Okera Platform Architecture Overview¶
The Catalog Overview and ODAS Overview documents introduce the major components of the Okera Active Data Access Platform. This document takes the next step, explaining the Platform's architecture and showing the components in action for various client requests.
On a more technical level, the Okera Platform is divided into services that are accessible for clients, and a few other services that are only accessible internally by administrators or other services. This is intentionally the case to reduce complexity and concentrate access for clients to just a few locations. The following diagram shows all of the platform services in context.
First we will introduce how clients access the Okera Platform, and then break up the services shown in the diagram based on their scope.
The diagram starts in the top right corner with clients of varying kind communicating with the platform. There are three major access points:
Okera Portal Web UI¶
Clients can use Okera Portal to interact with the underlying platform. The web UI provides access to the catalog services, such as the Schema Registry and the Policy Engine, and enables self-service dataset discovery. It also offers a workspace to issue SQL statements against the platform. Behind the scenes, this web application uses the REST API gateway service to interact with your platform's services, just the way your bespoke or customized applications can.
Many clients have support for the ubiquitous REST protocol, avoiding most of the issues that arise when dealing with custom protocols. The REST gateway service gives access to the all necessary client API calls. This includes both the Schema Registry for creating, altering, or dropping various objects, as well as the Policy Engine for granting or revoking access related to all registered objects. See the Catalog API documentation for the list of supported REST calls.

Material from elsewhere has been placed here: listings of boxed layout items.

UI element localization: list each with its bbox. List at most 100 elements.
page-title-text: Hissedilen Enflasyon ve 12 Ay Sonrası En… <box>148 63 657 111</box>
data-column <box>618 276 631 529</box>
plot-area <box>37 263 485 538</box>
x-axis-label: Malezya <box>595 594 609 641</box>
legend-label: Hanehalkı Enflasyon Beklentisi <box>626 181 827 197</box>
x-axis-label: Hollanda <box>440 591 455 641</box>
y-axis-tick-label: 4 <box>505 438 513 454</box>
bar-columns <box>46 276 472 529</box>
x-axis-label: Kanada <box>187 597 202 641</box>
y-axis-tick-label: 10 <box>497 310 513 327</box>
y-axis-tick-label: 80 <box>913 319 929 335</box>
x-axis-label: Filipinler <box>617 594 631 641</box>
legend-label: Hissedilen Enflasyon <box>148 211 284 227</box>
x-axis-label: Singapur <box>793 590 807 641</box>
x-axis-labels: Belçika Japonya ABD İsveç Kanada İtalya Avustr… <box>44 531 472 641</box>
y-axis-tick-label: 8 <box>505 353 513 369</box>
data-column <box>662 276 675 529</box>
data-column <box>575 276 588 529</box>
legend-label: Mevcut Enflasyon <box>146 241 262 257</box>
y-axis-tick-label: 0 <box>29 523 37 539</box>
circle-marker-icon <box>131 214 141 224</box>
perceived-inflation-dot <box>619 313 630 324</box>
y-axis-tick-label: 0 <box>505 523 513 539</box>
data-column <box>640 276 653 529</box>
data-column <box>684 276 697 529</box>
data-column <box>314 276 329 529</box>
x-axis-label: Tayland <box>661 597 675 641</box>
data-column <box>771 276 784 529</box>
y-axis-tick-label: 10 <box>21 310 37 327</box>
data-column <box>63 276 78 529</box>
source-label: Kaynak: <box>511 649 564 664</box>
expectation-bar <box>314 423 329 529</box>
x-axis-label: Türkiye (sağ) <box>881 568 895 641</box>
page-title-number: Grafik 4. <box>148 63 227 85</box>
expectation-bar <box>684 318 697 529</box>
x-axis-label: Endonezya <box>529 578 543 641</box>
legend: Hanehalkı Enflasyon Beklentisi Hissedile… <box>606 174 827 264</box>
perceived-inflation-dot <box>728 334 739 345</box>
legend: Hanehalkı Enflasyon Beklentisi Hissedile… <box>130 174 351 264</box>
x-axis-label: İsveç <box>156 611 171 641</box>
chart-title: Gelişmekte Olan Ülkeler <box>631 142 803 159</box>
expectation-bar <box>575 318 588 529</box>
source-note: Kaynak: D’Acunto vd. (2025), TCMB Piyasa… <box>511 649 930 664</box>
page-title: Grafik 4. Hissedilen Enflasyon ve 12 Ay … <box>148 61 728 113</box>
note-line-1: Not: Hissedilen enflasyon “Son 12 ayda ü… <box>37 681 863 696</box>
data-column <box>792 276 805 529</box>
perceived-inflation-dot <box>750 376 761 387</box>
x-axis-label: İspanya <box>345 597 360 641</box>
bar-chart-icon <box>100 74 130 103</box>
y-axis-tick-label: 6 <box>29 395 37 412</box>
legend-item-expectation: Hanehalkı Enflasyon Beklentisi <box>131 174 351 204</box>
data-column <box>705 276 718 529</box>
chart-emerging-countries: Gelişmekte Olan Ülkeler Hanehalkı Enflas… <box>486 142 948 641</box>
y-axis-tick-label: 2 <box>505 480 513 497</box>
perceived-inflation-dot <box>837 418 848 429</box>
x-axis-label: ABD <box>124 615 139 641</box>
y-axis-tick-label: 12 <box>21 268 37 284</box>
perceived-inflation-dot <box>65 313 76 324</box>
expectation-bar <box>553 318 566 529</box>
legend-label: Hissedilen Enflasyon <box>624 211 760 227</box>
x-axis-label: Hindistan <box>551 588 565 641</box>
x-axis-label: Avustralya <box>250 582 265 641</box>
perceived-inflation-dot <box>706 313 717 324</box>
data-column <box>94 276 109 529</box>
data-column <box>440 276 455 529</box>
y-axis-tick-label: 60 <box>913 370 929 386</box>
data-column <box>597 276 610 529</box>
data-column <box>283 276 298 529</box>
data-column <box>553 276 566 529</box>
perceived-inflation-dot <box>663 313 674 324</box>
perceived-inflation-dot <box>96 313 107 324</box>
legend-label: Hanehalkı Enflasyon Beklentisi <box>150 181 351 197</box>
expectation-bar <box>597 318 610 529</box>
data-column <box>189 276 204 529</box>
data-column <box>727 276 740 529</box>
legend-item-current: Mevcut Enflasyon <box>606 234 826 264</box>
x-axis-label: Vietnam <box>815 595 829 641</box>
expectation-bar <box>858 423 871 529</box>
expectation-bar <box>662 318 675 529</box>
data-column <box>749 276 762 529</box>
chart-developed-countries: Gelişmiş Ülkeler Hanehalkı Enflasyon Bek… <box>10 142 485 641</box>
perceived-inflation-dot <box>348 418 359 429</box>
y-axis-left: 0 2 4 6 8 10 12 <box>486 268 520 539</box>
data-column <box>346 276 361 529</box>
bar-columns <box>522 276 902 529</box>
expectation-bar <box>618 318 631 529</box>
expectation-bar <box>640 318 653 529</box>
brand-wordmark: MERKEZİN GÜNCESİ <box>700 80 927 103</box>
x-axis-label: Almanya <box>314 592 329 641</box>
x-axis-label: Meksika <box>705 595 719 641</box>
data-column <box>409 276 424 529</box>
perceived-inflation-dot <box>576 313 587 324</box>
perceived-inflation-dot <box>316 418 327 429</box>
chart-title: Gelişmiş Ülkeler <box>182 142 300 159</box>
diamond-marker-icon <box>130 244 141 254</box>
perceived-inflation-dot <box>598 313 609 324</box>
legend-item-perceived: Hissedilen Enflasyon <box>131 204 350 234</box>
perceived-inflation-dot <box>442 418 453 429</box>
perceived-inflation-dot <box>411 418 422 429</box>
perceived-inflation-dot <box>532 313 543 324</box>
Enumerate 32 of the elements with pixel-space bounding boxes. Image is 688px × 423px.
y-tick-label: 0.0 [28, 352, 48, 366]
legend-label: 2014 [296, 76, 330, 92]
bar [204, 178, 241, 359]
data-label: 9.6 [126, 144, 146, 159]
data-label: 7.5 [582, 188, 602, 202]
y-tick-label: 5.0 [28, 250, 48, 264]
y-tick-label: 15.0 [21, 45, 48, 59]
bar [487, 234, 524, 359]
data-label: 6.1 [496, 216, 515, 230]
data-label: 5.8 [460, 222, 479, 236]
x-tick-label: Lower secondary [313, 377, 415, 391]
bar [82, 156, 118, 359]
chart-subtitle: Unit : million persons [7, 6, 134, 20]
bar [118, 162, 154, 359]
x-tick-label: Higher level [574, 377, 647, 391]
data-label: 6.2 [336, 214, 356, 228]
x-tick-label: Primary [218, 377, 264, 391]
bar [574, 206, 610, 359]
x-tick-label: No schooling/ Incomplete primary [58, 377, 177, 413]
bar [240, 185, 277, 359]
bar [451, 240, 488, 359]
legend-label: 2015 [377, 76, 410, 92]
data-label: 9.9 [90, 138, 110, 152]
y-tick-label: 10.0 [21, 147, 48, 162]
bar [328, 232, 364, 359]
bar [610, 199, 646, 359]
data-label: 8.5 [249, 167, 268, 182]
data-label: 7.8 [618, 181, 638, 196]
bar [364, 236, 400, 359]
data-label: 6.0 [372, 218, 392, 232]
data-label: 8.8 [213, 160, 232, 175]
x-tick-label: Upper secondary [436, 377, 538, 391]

Finally, Okera provides a set of libraries for interfacing directly with the Catalog and ODAS services, including Planners and the Workers. This is the recommended way to integrate with the Catalog and ODAS services.
Client Accessible Components¶
The Platform architecture diagram has a dashed line that separates the external services, which provide the client connectivity, from the internal support and management services. The following discusses the external and internal components separately, and how they work together to provide the services to all clients alike.
The external components in the architecture provide the major functionality of the platform, which is the data access and metadata management, as needed by clients such as interactive users to automated applications.
Note how the above referred to services, such as the REST API, Planner, and Catalog services. For fail-over purposes and continuous availability of these services, it is common in practice to have each service running multiple times. This is explained in greater detail in the High Availability documentation. In short, you can use the provided administrative functionality to instruct the platform to add redundant instances of the services (expressed as multiple, stacked boxes in the diagram) so that in case of a node failure the system will continue to operate.
The Planner service is also responsible for exposing the Catalog services: the Schema Registry and Policy Engine. In effect, the clients use the REST API or client libraries as proxies (as shown in the diagram) to these two Catalog services, provided by the Planner instances. The clients also communicate with the Planner as part of a query execution (see Communication below).
The ODAS client libraries are used by many of the provided higher-level client integrations, including Hive, Presto, Spark, and others. This integration support is needed to hide Okera as much as possible behind common tools, with which users are already familiar. For example, enabling the Hive integration allows for existing Hive setups to switch from direct usage of underlying data sources to use ODAS instead. There is no need to alter any metadata at all.
For Python, there are two different ways of communicating with an ODAS cluster: which is using the (legacy) REST API or the (newer) native PyOkera library.
Wherever possible, use PyOkera, as it performs markedly better than REST.
Once the cluster is operational, a client can communicate with the cluster services. Refer to the Authentication documentation for more details on how to secure the interactions between clients and an ODAS cluster.
The following sequence diagram shows how Presto, as an example interacts with ODAS after Okera integration is enabled (see Hadoop ecosystem tools integration).
Depicted is a read request issued by Zeppelin (an interactive notebook service), showing the various calls made between the client and the services. Once a query is submitted in Zeppelin, it will use the Presto JDBC driver to plan and execute the request. The ODAS Planner is used to retrieve the dataset schema and instruct Presto how to distribute the query across its workers. Each worker is handed a list of tasks to perform, which is querying a subset of the resulting records.